The cover features elements of oriental architecture, referencing "the beauty of the country" and its "multi-faceted culture"; and an eye representing "defense against the evil eye and bad luck" and "blessings, power and strength".

== Song information ==
"Born to Survive", which received a video premiered on Loudwire, sees the band adopting tribal and guttural vocals. "Dance" tells the story of a Syrian dancer (Ahmad Joudeh) who maintains his activities even after receiving death threats from ISIS. The track is dedicated to "those who refuse to fall or to stop hoping, even in a world full of hatred and uncertainty". Joudeh has a tattoo on his neck which reads "Dance or Die", which inspired the originally planned title of the album, Dance of Death. "Dance" received a video and it is a continuation of Legacys "Believer".

"Lili Twil" is a cover version of a 1970's Tunisian 'hit and "Mersal" features Tunisian-Bosnian singer Lotfi Bouchnak. The Japanese edition of the album includes a Japanese version of "Monster in My Closet".

== Reception ==

Writing for Panorama magazine, Michela Vecchia commented that the band managed to blend its oriental elements with progressive metal music reminiscent of Dream Theater and Symphony X.

Chris Martin from My Global Mind thought Shehili "feels more like the most logical progression from" Legacy and concluded by saying "Myrath continue to show themselves a [sic] one of the best bands going today in the Progressive Metal realm."

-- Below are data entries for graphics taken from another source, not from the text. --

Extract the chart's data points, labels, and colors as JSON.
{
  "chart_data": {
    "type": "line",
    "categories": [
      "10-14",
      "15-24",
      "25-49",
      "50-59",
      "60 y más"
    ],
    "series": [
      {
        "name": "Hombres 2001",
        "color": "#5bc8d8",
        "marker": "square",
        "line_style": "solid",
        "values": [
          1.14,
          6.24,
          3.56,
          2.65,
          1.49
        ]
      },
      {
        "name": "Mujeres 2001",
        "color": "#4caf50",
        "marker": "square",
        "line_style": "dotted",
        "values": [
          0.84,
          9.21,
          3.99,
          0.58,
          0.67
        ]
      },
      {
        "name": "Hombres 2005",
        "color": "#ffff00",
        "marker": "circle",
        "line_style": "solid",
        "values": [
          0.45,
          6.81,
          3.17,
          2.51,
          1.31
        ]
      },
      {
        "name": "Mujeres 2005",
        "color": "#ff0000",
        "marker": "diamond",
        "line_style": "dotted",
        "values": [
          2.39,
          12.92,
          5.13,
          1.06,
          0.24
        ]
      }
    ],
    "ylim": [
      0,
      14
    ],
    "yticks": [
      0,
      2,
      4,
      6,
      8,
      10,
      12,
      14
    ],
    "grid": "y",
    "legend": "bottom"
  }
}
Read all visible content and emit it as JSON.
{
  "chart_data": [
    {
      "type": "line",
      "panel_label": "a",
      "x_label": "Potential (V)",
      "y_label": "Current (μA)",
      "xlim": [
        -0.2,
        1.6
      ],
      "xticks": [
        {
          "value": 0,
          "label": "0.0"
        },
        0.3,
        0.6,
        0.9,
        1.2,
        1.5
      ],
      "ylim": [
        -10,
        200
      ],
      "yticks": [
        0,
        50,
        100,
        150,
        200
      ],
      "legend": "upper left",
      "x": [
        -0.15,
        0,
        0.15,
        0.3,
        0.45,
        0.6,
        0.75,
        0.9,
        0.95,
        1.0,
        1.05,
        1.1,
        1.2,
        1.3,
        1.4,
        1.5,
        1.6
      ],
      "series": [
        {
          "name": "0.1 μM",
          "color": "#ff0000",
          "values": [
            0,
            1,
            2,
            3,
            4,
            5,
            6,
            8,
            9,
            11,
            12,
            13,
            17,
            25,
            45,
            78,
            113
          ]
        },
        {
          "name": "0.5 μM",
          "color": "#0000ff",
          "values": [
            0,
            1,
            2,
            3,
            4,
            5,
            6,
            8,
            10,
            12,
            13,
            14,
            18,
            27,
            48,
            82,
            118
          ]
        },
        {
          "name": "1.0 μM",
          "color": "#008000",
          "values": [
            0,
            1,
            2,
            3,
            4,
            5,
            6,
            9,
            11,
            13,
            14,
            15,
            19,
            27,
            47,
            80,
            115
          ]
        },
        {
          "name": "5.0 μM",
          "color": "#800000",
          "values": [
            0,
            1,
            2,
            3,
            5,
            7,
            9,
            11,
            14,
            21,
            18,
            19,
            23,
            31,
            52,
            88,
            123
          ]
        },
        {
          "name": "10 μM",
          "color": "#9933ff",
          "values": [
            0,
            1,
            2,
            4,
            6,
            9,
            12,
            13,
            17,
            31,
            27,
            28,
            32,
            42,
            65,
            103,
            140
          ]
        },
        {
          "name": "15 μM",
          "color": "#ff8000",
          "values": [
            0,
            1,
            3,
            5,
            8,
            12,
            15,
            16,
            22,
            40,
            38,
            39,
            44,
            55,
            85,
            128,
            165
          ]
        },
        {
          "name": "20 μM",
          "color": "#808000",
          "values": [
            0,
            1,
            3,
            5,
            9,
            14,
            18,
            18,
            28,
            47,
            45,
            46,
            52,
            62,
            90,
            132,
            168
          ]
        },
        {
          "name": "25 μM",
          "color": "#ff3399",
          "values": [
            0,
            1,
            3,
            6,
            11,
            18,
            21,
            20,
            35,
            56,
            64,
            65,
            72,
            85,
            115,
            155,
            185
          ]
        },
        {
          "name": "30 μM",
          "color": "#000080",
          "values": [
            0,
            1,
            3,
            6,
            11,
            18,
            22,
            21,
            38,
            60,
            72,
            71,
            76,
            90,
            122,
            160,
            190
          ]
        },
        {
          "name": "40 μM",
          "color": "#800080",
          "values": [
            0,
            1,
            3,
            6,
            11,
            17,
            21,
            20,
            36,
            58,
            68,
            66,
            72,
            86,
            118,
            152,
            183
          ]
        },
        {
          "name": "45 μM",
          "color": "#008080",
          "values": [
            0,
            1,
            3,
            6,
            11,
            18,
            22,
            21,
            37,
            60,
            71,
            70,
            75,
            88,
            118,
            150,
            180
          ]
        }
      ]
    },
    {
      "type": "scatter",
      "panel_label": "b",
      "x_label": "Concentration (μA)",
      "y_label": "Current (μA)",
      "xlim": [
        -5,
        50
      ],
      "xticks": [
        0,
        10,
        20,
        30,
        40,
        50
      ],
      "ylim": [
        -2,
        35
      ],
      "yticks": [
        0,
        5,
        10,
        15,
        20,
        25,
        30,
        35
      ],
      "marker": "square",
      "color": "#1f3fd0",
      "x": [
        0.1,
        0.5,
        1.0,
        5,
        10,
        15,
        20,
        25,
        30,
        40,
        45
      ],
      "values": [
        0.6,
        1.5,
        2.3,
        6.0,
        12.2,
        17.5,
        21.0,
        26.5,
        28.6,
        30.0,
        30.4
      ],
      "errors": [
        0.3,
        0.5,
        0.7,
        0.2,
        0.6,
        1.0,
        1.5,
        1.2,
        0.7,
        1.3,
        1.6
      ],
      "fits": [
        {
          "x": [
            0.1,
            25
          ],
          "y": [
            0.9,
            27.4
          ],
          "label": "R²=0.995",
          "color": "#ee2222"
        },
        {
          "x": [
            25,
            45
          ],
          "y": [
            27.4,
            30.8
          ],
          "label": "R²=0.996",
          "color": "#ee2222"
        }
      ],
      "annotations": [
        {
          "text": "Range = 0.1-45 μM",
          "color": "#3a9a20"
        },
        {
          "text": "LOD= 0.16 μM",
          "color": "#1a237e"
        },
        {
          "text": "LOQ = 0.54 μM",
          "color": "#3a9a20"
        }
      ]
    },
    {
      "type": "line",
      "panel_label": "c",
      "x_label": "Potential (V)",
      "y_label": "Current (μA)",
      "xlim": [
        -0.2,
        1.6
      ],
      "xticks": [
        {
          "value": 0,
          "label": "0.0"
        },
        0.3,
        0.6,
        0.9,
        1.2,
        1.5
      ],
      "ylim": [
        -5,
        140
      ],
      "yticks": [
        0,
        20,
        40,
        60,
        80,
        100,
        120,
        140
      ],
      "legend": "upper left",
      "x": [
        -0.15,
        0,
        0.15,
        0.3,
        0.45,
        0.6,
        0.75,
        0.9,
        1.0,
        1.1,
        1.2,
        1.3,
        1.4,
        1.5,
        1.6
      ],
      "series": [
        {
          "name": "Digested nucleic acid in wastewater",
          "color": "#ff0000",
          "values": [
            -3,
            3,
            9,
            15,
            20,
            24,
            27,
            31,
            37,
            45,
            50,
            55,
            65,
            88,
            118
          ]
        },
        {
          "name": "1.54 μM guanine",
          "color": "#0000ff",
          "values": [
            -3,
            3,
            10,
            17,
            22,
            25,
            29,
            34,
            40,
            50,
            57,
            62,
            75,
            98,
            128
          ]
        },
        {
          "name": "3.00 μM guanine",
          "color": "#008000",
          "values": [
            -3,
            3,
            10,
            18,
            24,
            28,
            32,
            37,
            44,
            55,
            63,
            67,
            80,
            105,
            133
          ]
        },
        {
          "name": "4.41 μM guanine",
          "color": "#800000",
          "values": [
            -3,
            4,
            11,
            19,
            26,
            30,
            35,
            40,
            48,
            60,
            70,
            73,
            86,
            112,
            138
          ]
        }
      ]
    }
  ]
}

Writing for the German edition of Metal Hammer, Sebastian Kessler praised the band's "right balance" between melodic metal, progressive tendencies and Arabic elements and ultimately called Shehili "a gracefully orchestrated progressive metal album".

Professional ratings
Review scores
| Source | Rating |
| Panorama | (favorable) |
| My Global Mind | Star |
| Metal Hammer (Germany) | Star |

==Track listing==

Shehili track listing
| No. | Title | Length |
|---|---|---|
| 1. | "Asl" | 1:09 |
| 2. | "Born to Survive" | 3:34 |
| 3. | "You've Lost Yourself" | 4:52 |
| 4. | "Dance" | 3:47 |
| 5. | "Wicked Dice" | 4:11 |
| 6. | "Monster in My Closet" | 4:49 |
| 7. | "Lili Twil" | 3:46 |
| 8. | "No Holding Back" | 4:42 |
| 9. | "Stardust" | 4:01 |
| 10. | "Mersal" (featuring Lotfi Bouchnak) | 3:43 |
| 11. | "Darkness Arise" | 4:32 |
| 12. | "Shehili" | 4:20 |
| Total length: |  | 47:26 |

Japanese edition bonus track
| No. | Title | Length |
|---|---|---|
| 13. | "Monster in My Closet (Japanese version)" | 4:50 |

==Personnel==
Per sources:
- Zaher Zorgati – lead vocals
- Malek Ben Arbia – guitars
- Anis Jouini – bass
- Elyes Bouchoucha – keyboards, backing vocals
- Morgan Berthet – drums
- Lotfi Bouchnak – co-lead vocals on "Mersal"

The album features other instruments such as the violin, the rebab, the bendir, the darbuka and the clarinet.